Hi,
I can successfully create TRT engine from yolov4 onnx model containing BatchedNMSDynamic plugin. I add this plugin by this script. Now I want to use BatchedNMS plugin for static batch size instead of BatchedNMSDynamic to compare them in terms of speed. According the docs, both plugins have the same outputs and these are num_detections, nmsed_boxes, nmsed_scores and nmsed_classes.
The creation of the TRT engine from onnx model containing BatchedNMS plugin by trtexec is ok, but when I try to use it in the Deepstream pipeline, it gives me following error:
I do not know why num_detections is 0. Only what I found from trtexec logs, that both TRT engines have different dimension for num_detections outputs:
Logs from trtexec during creation of TRT model with BatchedNMS plugin:
input 8x3x544x544 num_detections with dimensions 8
nmsed_boxes with dimensions 8x1000x4
nmsed_scores with dimensions 8x1000
nmsed_classes with dimensions 8x1000
Logs from trtexec during creation of TRT model with BatchedNMSDynamic plugin:
input 8x3x544x544 num_detections with dimensions 8x1
nmsed_boxes with dimensions 8x1000x4
nmsed_scores with dimensions 8x1000
nmsed_classes with dimensions 8x1000
And it is weird!
I also checked both onnx models containing BatchedNMS plugin and BatchedNMSDynamic plugin with Netron and the outputs of both models are completely same.

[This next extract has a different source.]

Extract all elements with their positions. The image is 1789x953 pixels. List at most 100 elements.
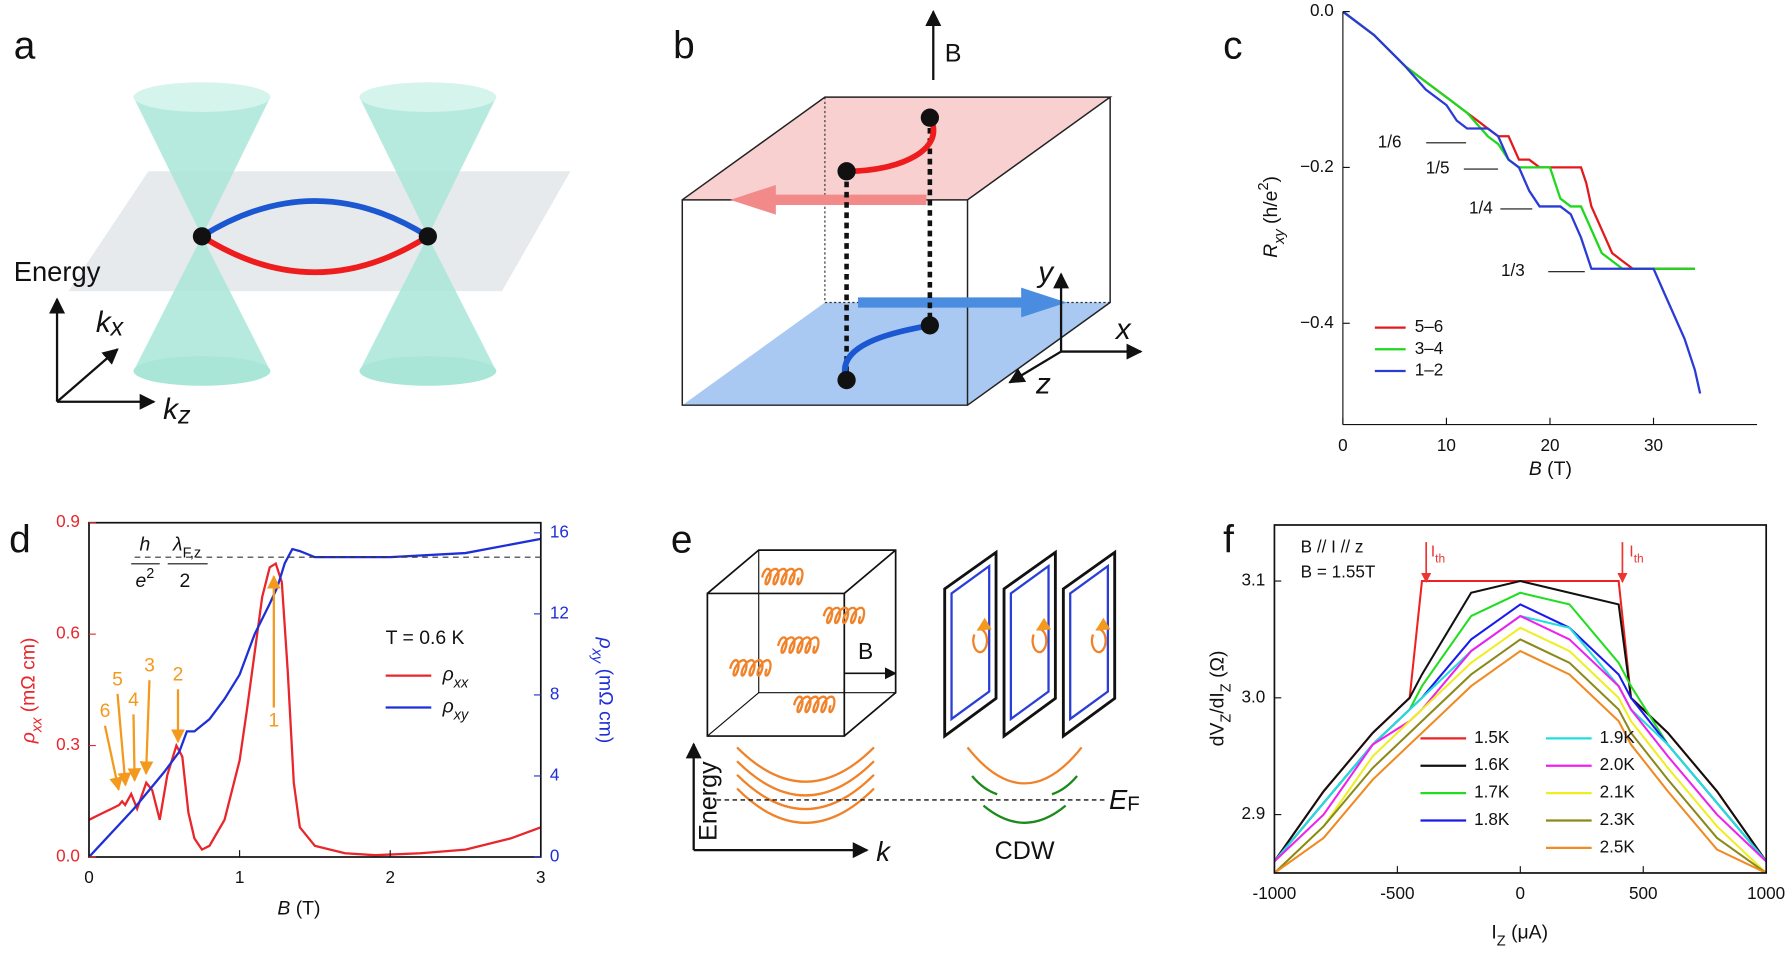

Onnx model with BatchedNMS plugin:
Onnx model with BatchedNMSDynamic plugin:
It seems to me like a bug in the BatchedNMS. Do you have any idea?
Hitting this EXACT same problem when on TRT 8.0.1, Jetpack 4.6, DeepStream 6.0.
When placing a BatchedNMS head on a Yolov5 model DeepStream fails to start (showing 0 dimension for num_detections). When using a DynamicBatchedNMS head, everything runs and loads great.
I ran on the DS deepstream_test1_rtsp_out.py app. I compiled the attached models with trtexec I wrote my own custom parser which is irrelevant to this issue as the DS app crashes during the loading of the model in the nvinfer plugin (before the parser is even envoked). Attached below are 3 model ONNX files. I know theyre not exactly the same model, but they demonstrate the issue:
yoloxN_dynamic_640.onnx - Original model.
yoloxS_640_batched_nms_dynamic.onnx - DynamicBatchedNMS model. WORKS
yoloxN_dynamic_640_batched_nms_bs1.onnx - BatchedNMS model. FAILS
Example of the error I am seeing (not specifically for the models here, but for any static BatchedNMS):
Hi @mchi , Here is zip file containing models. There is official yolov4-csp weight with config file taken from https://github.com/AlexeyAB/darknet repo. The weight and the config file were used to generate onnx models.
To generate onnx model from Darknet weight and config, I used this repo.
To add both plugins (BatchedNMSDynamic_TRT, BatchedNMS_TRT) I used this script.
To generate engine mode, the trtexec was used.
In dynamic_nms_batched folder there are onnx and engine models with BatchedNMSDynamic_TRT plugin. You can run it with deepstream-app, it works.
In static_nms_batched folder there are onnx and engine models with BatchedNMS_TRT plugin. This engine model does not work and it throws the known error (you can try by deepstream-app):
Ok, I did it again and now the models have the same FPS (around 4 * 130FPS). It was probably caused by wrong version of tensorrt (my version is 8.0 and I put there TensorRT OSS version of 8.2).